Researchers at Osaka Metropolitan University have identified two proteins that drive liver scarring and demonstrated they can be blocked—a breakthrough that could offer hope to millions living with liver fibrosis, a progressive condition that currently has no approved therapy despite decades of research.
The liver is a "silent organ," capable of enduring significant damage without obvious warning signs. But when injury persists—from alcohol, poor diet, or chronic hepatitis virus infection—the organ hardens and scars in a process called fibrosis. Left untreated, this scarring advances to cirrhosis and liver cancer, one of the world's leading causes of cancer death. What makes fibrosis particularly vexing is its unpredictability: some patients, like those who successfully clear hepatitis C, spontaneously heal and their scarring retreats. Others continue to deteriorate despite similar circumstances. Understanding why the liver can regenerate in some cases but not others has remained largely unanswered for decades.
Associate Professor Le Thi Thanh Thuy and Professor Norifumi Kawada led a team that deployed a cutting-edge technique called single-cell fixed RNA profiling—applied to liver fibrosis research for the first time—to analyze the gene activity of approximately 38,000 individual liver cells from healthy, fibrotic, and recovering mouse livers. The method produced a precise cellular "atlas," a detailed map of how every major liver cell type changes as fibrosis progresses and, crucially, as it heals. Their findings, published in JHEP Reports, revealed two molecular targets with clear therapeutic potential.
The first protein is semaphorin-4D (SEMA4D). During fibrosis, immune cells called monocyte-derived macrophages release SEMA4D, which acts as a "distress signal" to hepatic stellate cells—the primary scar-producing cells in the liver. When researchers treated fibrotic mice with VX15/2503, a humanized antibody that blocks SEMA4D, fibrosis significantly decreased. Importantly, elevated SEMA4D was also found in human liver biopsies from patients with advanced fibrosis, and when patients cleared hepatitis C, their SEMA4D levels declined in correlation with reduced risk of liver cancer progression.
The second target is LIM and cysteine-rich domains 1 (LMCD1), a transcription factor operating inside stellate cells themselves. Rather than responding to external signals, LMCD1 functions as an internal "master switch" that keeps stellate cells locked in an active, scar-producing state.

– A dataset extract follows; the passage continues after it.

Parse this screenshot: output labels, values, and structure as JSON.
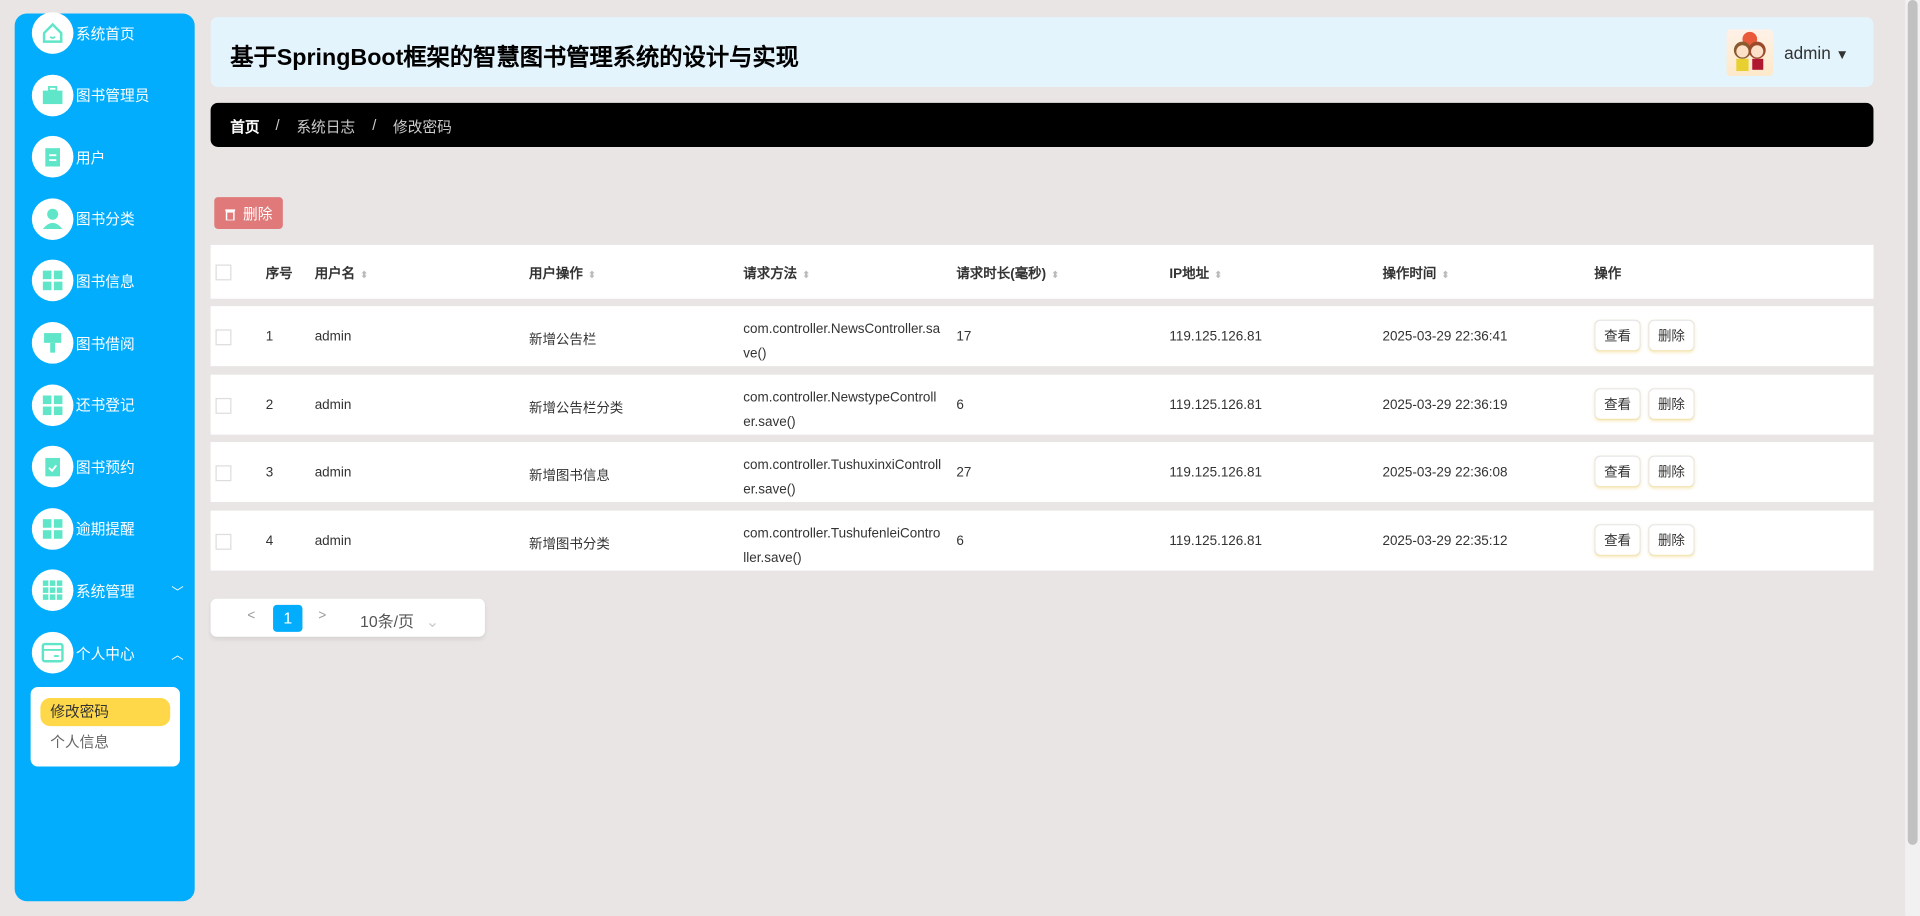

The research showed LMCD1 is highly expressed during fibrosis but suppressed during healing. Silencing LMCD1 in the laboratory reduced fibrotic protein production, while forcing its overexpression drove scarring through the AKT/mTOR signaling pathway. Like SEMA4D, LMCD1 levels in human samples correlated with fibrosis severity across both fatty liver disease and hepatitis C patient populations.
The convergence of these findings in both mice and human tissue suggests these two molecules are driving fibrosis in real patients and, most importantly, can be blocked. The team's work indicates that targeting both proteins simultaneously through combination therapy could potentially halt disease progression—offering a pathway forward for the millions who currently have no effective treatment options.